Home | About | Sematext search-lucene.com search-hadoop.com
 Search Hadoop and all its subprojects:

Switch to Threaded View
HBase >> mail # user >> Memory Consumption and Processing questions


Copy link to this message
-
Memory Consumption and Processing questions
Hello all,

I'm planning an hbase implementation and had some questions I was hoping
someone could help with.

1. Can someone give me a basic overview of how memory is used in Hbase?
 Various places on the web people state that 16-24gb is the minimum for
region servers if they also operate as hdfs/mr nodes.  Assuming that hdfs/mr
nodes consume ~8gb that leaves a "minimum" of 8-16gb for hbase.  It seems
like lots of people suggesting use of even 24gb+ for hbase.  Why so much?
 Is it simply to avoid gc problems?  Have data in memory for fast random
reads? Or?

2. What types of things put more/less pressure on memory?  I saw insinuation
that insert speed can create substantial memory pressure.  What type of
relative memory pressure do scanners, random reads, random writes, region
quantity and compactions cause?

2. How cpu intensive are the region servers?  It seems like most of their
performance is based on i/o.  (I've noted the caution in starving region
servers of cycles--which seems primarily focused on avoiding zk timeout >
region reassignment problems.)  Does anyone suggest or recommend against
dedicating only one or two cores to a region server?  Do individual
compactions benefit from multiple cores are they single-threaded?

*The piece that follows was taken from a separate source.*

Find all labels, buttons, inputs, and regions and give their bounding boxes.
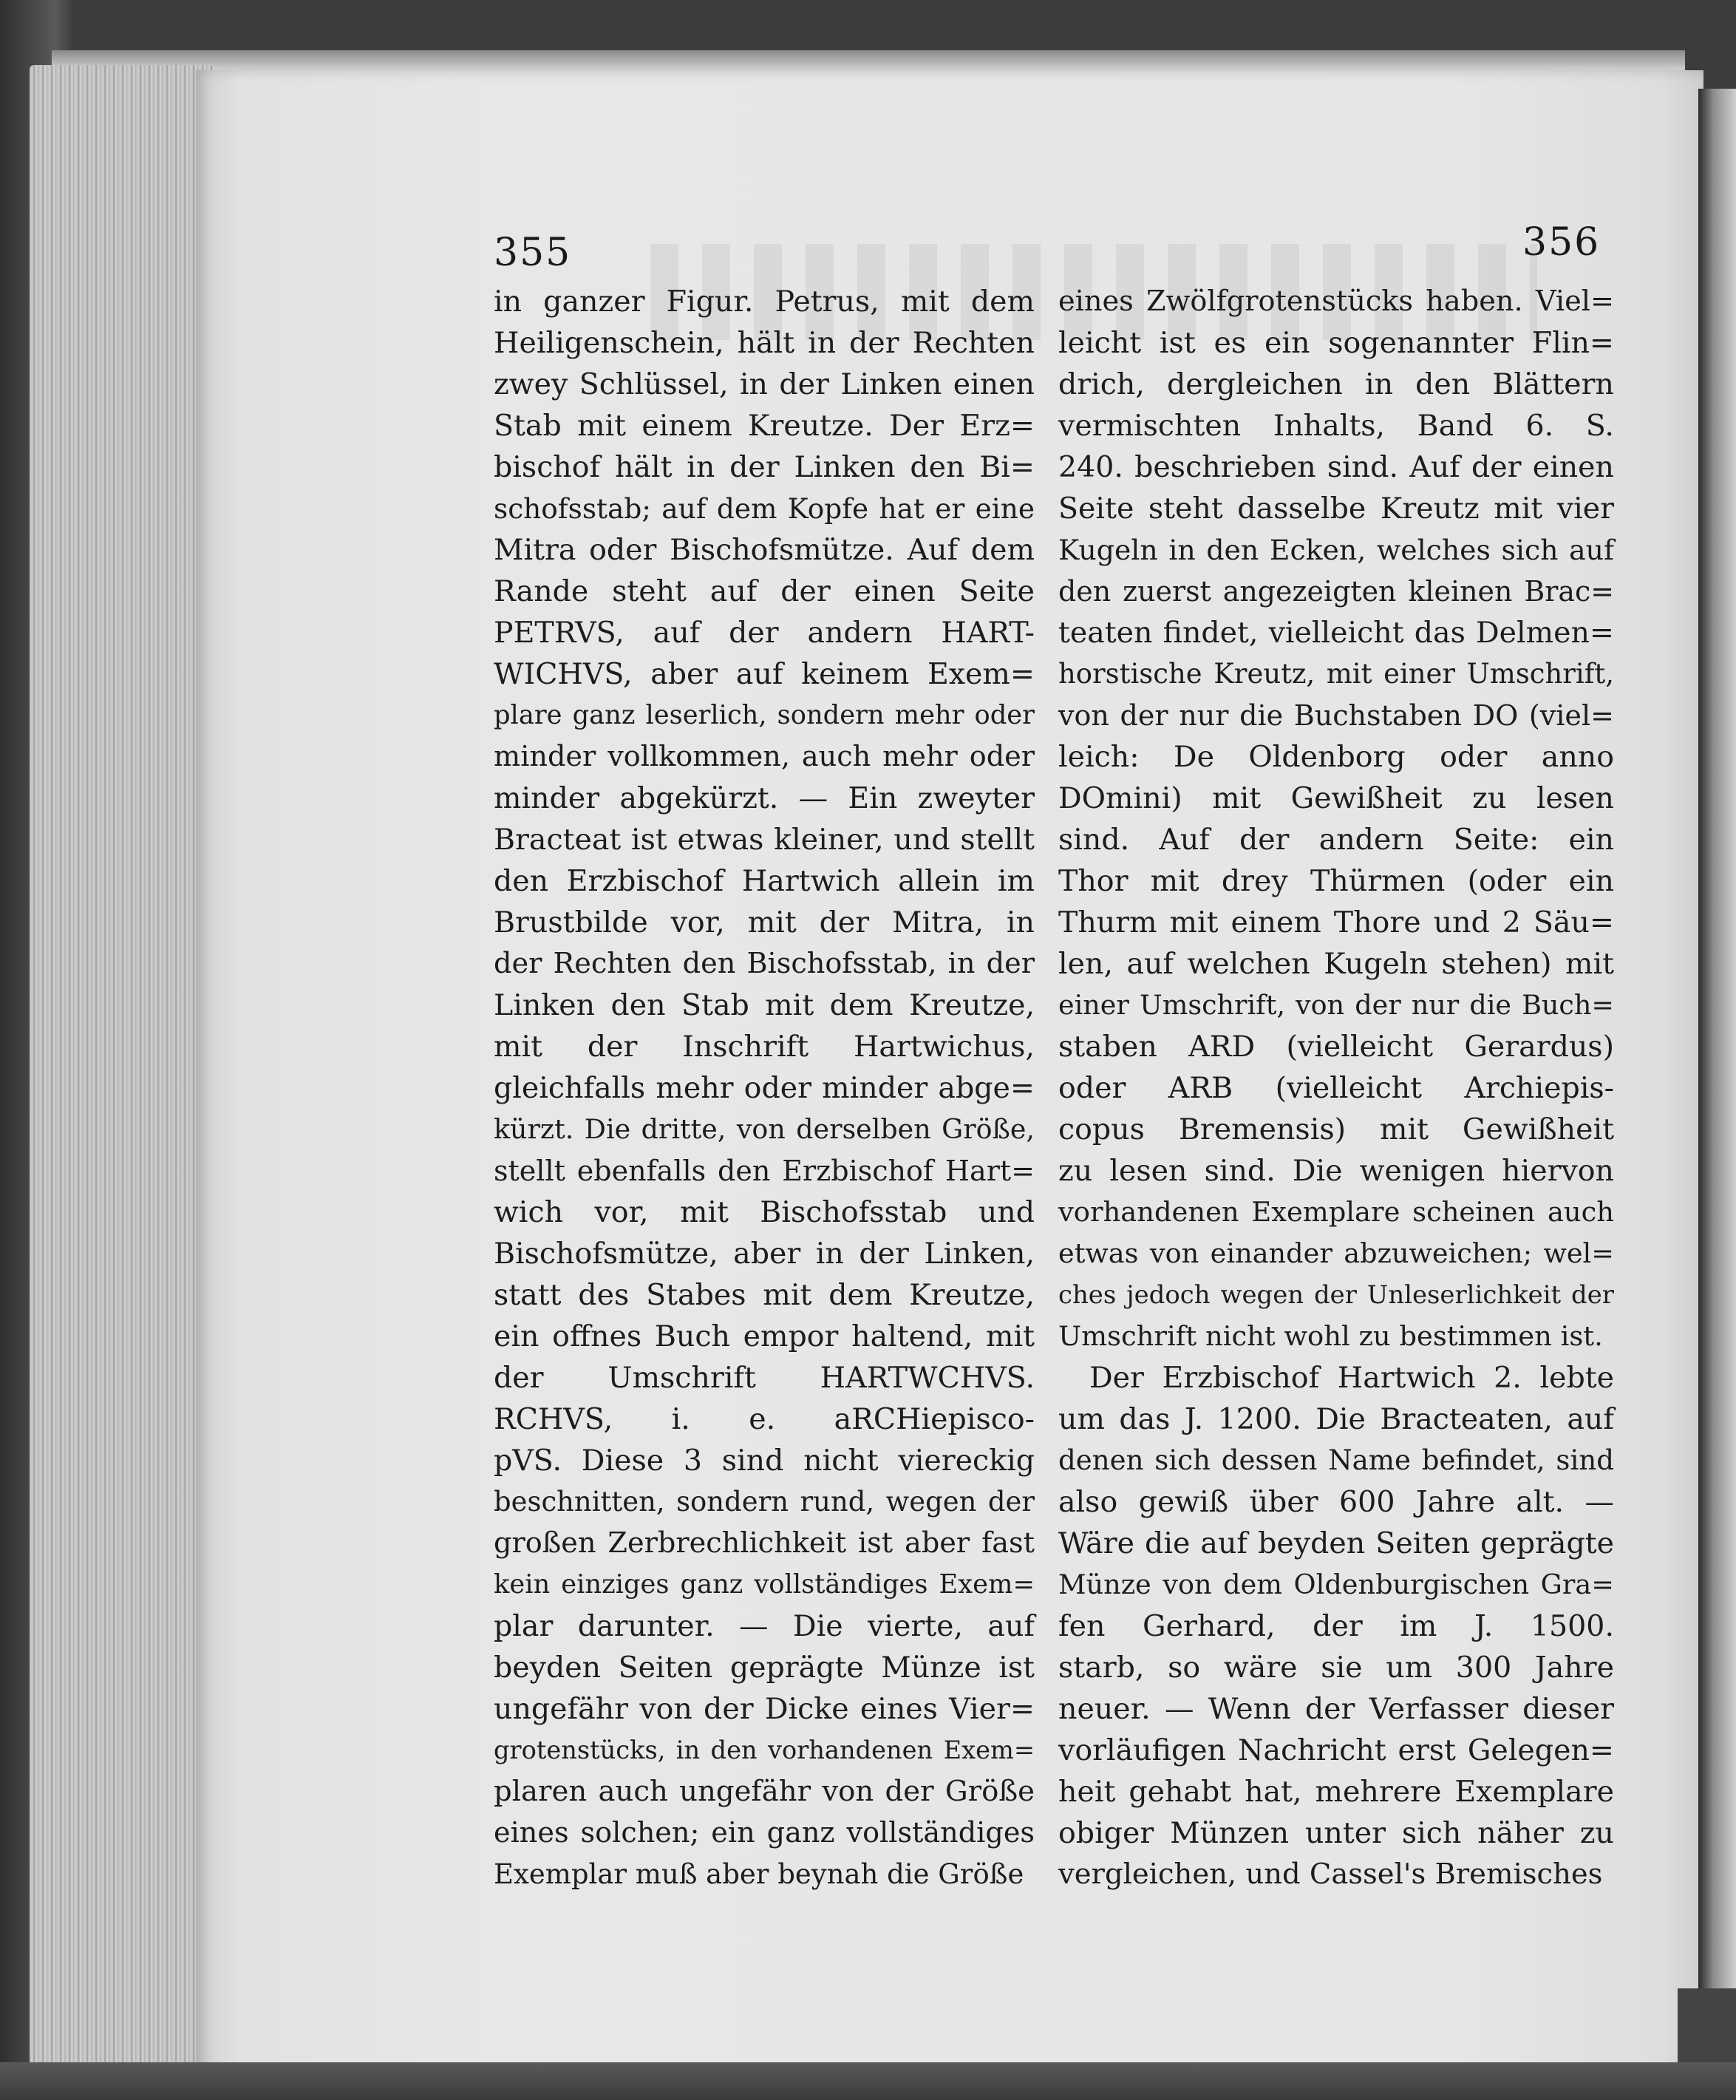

3. What are the memory and cpu resource demands of the master server?  It
seems like more and more of that load is moving to zk.

4. General HDFS question-- when the namenode dies, what happens to the
datanodes and how does that relate to Hbase?  E.g., can hbase continue to
operate in a read-only mode (assuming no datanode/regionserver failures post
namenode failure)?

Thanks for your help,
Jacques